Chanukah is the “festival of lights” and as such a 19th-century menorah which now belongs to Jewish collector Thomas Gelb was lit at the ceremony marking the 4th night of the 8 day holiday. The 150-year-old menorah was recovered from a synagogue in Prague burnt down by the Nazis during World War II.
Addressing the joyous gathering was Turkish Ambassador to the U.S. Hasan Murat Mercan. He told the attendees that the Turkish House is home to all Turkish Jews, their friends and relatives.
”The Jewish community is an inseparable part of our land, our community, whether they live in Türkiye or New York,” he said, as was reported by the Daily Sabah. ”Türkiye has been home to different religions, different cultures, and all of them helped with the cornerstone of our collective history … Our diversity reflects our strength.”

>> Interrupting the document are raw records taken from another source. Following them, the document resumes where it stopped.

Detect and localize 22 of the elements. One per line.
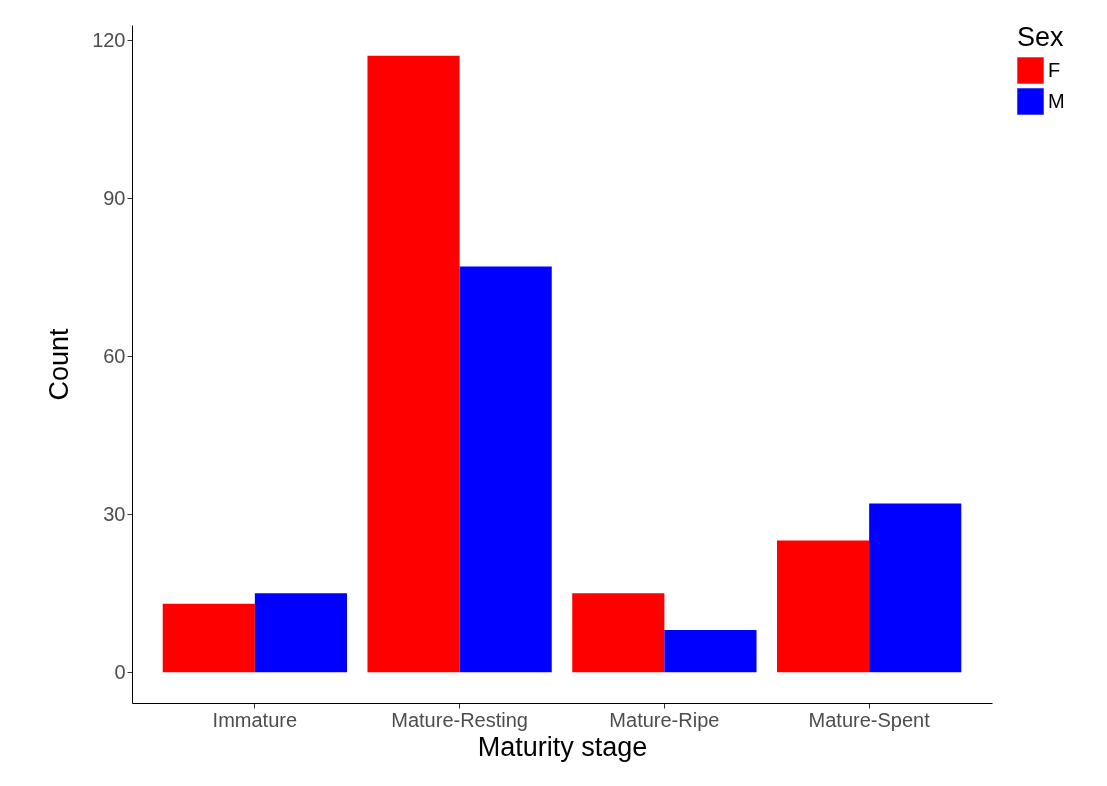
bar (572, 593, 665, 673)
bar (664, 630, 757, 673)
x-tick-label: Mature-Ripe (609, 708, 720, 731)
x-tick-label: Mature-Resting (391, 708, 528, 731)
y-tick-label: 60 (103, 344, 126, 367)
x-tick-label: Mature-Spent (808, 708, 931, 731)
legend-label: F (1048, 58, 1061, 81)
bar (367, 55, 460, 673)
bar (254, 593, 347, 673)
x-axis-title: Maturity stage (477, 731, 648, 762)
y-tick-label: 0 (114, 660, 126, 683)
bar (869, 503, 962, 673)
y-tick-label: 90 (103, 186, 126, 209)
legend-title: Sex (1017, 22, 1065, 52)
y-tick-label: 30 (103, 502, 126, 525)
bar (777, 540, 870, 673)
y-tick-label: 120 (92, 28, 126, 51)
legend-label: M (1048, 89, 1065, 112)
bar (459, 266, 552, 673)
bar (162, 603, 255, 673)
y-axis-title: Count (44, 327, 75, 401)
x-tick-label: Immature (212, 708, 298, 731)
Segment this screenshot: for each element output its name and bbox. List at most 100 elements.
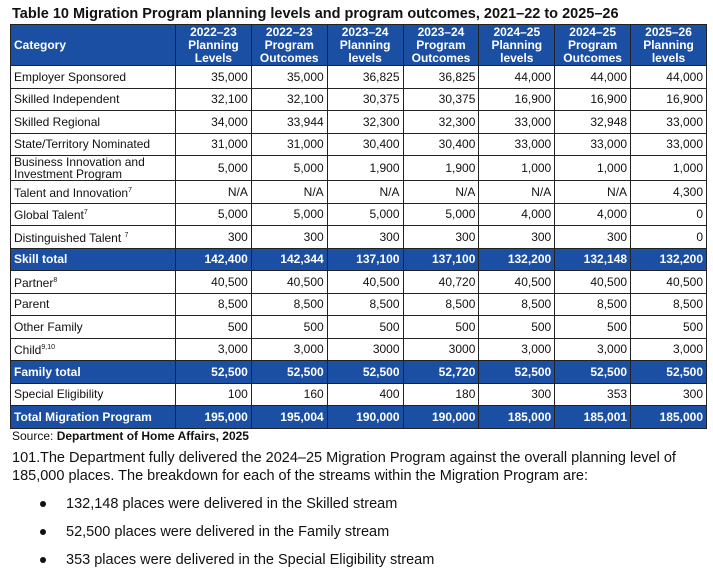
value-cell: 3,000: [554, 337, 632, 361]
paragraph-text: The Department fully delivered the 2024–…: [12, 450, 676, 484]
value-cell: N/A: [326, 180, 404, 204]
category-cell: Distinguished Talent 7: [10, 225, 176, 249]
value-cell: 180: [402, 382, 480, 406]
header-line: levels: [651, 50, 686, 65]
value-cell: 8,500: [478, 292, 556, 316]
value-cell: 34,000: [175, 110, 252, 134]
table-title: Table 10 Migration Program planning leve…: [12, 6, 619, 22]
table-row: Employer Sponsored 35,000 35,000 36,825 36,8…: [10, 65, 707, 89]
value-cell: 3000: [402, 337, 480, 361]
header-line: Program: [264, 37, 314, 52]
bullet-text: 132,148 places were delivered in the Ski…: [66, 496, 398, 512]
bullet-item: 132,148 places were delivered in the Ski…: [40, 490, 434, 518]
source-label: Source:: [12, 429, 57, 443]
footnote-marker: 8: [53, 276, 58, 284]
source-note: Source: Department of Home Affairs, 2025: [12, 429, 249, 443]
value-cell: 31,000: [250, 132, 328, 156]
header-line: 2025–26: [645, 24, 692, 39]
value-cell: 36,825: [402, 65, 480, 89]
value-cell: 8,500: [250, 292, 328, 316]
value-cell: 185,000: [478, 405, 556, 429]
header-line: 2022–23: [265, 24, 313, 39]
header-line: 2022–23: [190, 24, 237, 39]
value-cell: N/A: [175, 180, 252, 204]
value-cell: 300: [326, 225, 404, 249]
value-cell: 33,000: [478, 110, 556, 134]
value-cell: 500: [250, 315, 328, 339]
value-cell: 35,000: [250, 65, 328, 89]
value-cell: 3,000: [175, 337, 252, 361]
category-cell: Partner8: [10, 270, 176, 294]
column-header: 2023–24 Planning levels: [326, 24, 404, 66]
total-row: Total Migration Program 195,000 195,004 190…: [10, 405, 707, 429]
value-cell: 52,500: [175, 360, 252, 384]
value-cell: 30,400: [402, 132, 480, 156]
category-cell: Special Eligibility: [10, 382, 176, 406]
value-cell: 32,300: [402, 110, 480, 134]
table-row: Parent 8,500 8,500 8,500 8,500 8,500 8,500 8,50…: [10, 292, 707, 316]
table-header-row: Category 2022–23 Planning Levels 2022–23 Prog…: [10, 24, 707, 66]
value-cell: N/A: [402, 180, 480, 204]
value-cell: 1,000: [630, 155, 707, 181]
paragraph-number: 101.: [12, 450, 41, 466]
value-cell: 3,000: [478, 337, 556, 361]
value-cell: 300: [630, 382, 707, 406]
header-line: Program: [567, 37, 618, 52]
source-text: Department of Home Affairs, 2025: [56, 429, 249, 443]
category-label: Skilled Independent: [14, 92, 120, 107]
value-cell: 185,001: [554, 405, 632, 429]
category-cell: Skill total: [10, 247, 176, 271]
value-cell: 40,500: [250, 270, 328, 294]
value-cell: 500: [175, 315, 252, 339]
bullet-text: 52,500 places were delivered in the Fami…: [66, 524, 390, 540]
header-line: Planning: [339, 37, 391, 52]
value-cell: 5,000: [326, 202, 404, 226]
value-cell: 500: [554, 315, 632, 339]
category-label: Employer Sponsored: [14, 69, 127, 84]
value-cell: 36,825: [326, 65, 404, 89]
value-cell: 132,148: [554, 247, 632, 271]
value-cell: 5,000: [250, 202, 328, 226]
column-header: 2022–23 Planning Levels: [175, 24, 252, 66]
column-header: 2023–24 Program Outcomes: [402, 24, 480, 66]
category-label: Family total: [14, 364, 81, 379]
table-row: Partner8 40,500 40,500 40,500 40,720 40,500 40…: [10, 270, 707, 294]
value-cell: 52,500: [326, 360, 404, 384]
value-cell: 8,500: [630, 292, 707, 316]
value-cell: 132,200: [478, 247, 556, 271]
value-cell: 300: [478, 382, 556, 406]
footnote-marker: 7: [124, 231, 129, 239]
category-label: Special Eligibility: [14, 387, 104, 402]
table-row: State/Territory Nominated 31,000 31,000 30,…: [10, 132, 707, 156]
value-cell: 35,000: [175, 65, 252, 89]
value-cell: 52,500: [478, 360, 556, 384]
category-cell: Global Talent7: [10, 202, 176, 226]
column-header-category: Category: [10, 24, 176, 66]
value-cell: 4,000: [554, 202, 632, 226]
header-line: levels: [348, 50, 382, 65]
table-row: Special Eligibility 100 160 400 180 300 353 300: [10, 382, 707, 406]
bullet-item: 52,500 places were delivered in the Fami…: [40, 518, 434, 546]
value-cell: 40,500: [630, 270, 707, 294]
category-label: Skill total: [14, 252, 68, 267]
category-label: Other Family: [14, 319, 83, 334]
value-cell: 3000: [326, 337, 404, 361]
value-cell: 32,300: [326, 110, 404, 134]
value-cell: 30,375: [326, 87, 404, 111]
category-label: Business Innovation and Investment Progr…: [14, 155, 145, 181]
total-row: Skill total 142,400 142,344 137,100 137,100 1…: [10, 247, 707, 271]
value-cell: 5,000: [402, 202, 480, 226]
value-cell: 33,944: [250, 110, 328, 134]
value-cell: 500: [402, 315, 480, 339]
value-cell: 5,000: [250, 155, 328, 181]
value-cell: 40,500: [554, 270, 632, 294]
table-row: Skilled Independent 32,100 32,100 30,375 30,…: [10, 87, 707, 111]
value-cell: 142,400: [175, 247, 252, 271]
value-cell: 32,100: [250, 87, 328, 111]
value-cell: 1,900: [326, 155, 404, 181]
value-cell: 100: [175, 382, 252, 406]
category-cell: Talent and Innovation7: [10, 180, 176, 204]
value-cell: 40,500: [326, 270, 404, 294]
value-cell: 300: [175, 225, 252, 249]
bullet-icon: [40, 557, 46, 563]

Turkish Consul General in New York Reyhan Özgur said that Wednesday evening’s gathering is another testament to the growing friendship between the Turkish and Jewish peoples.
”The doors of Turkish House are always wide open to our Jewish friends. Today’s Hanukkah celebration is historic in the sense that for the first time, menorah candles will be lit in Turkish House, ” he said.
Ozgur noted that Sephardic Jews have significantly enriched the culture and economy of Turkish society by becoming an integral part of the country.
Asaf Zamir, consul general of Israel in New York, thanked Türkiye for celebrating Hanukkah at the Turkish House and for its friendship. ”The fact that you decided to have this event this evening is extremely important to us,” he said.
The Chief Rabbi of Türkiye, Isak Haleva, also attended the ceremony from Istanbul via videoconference to wish Jews in the United States a happy Chanukah.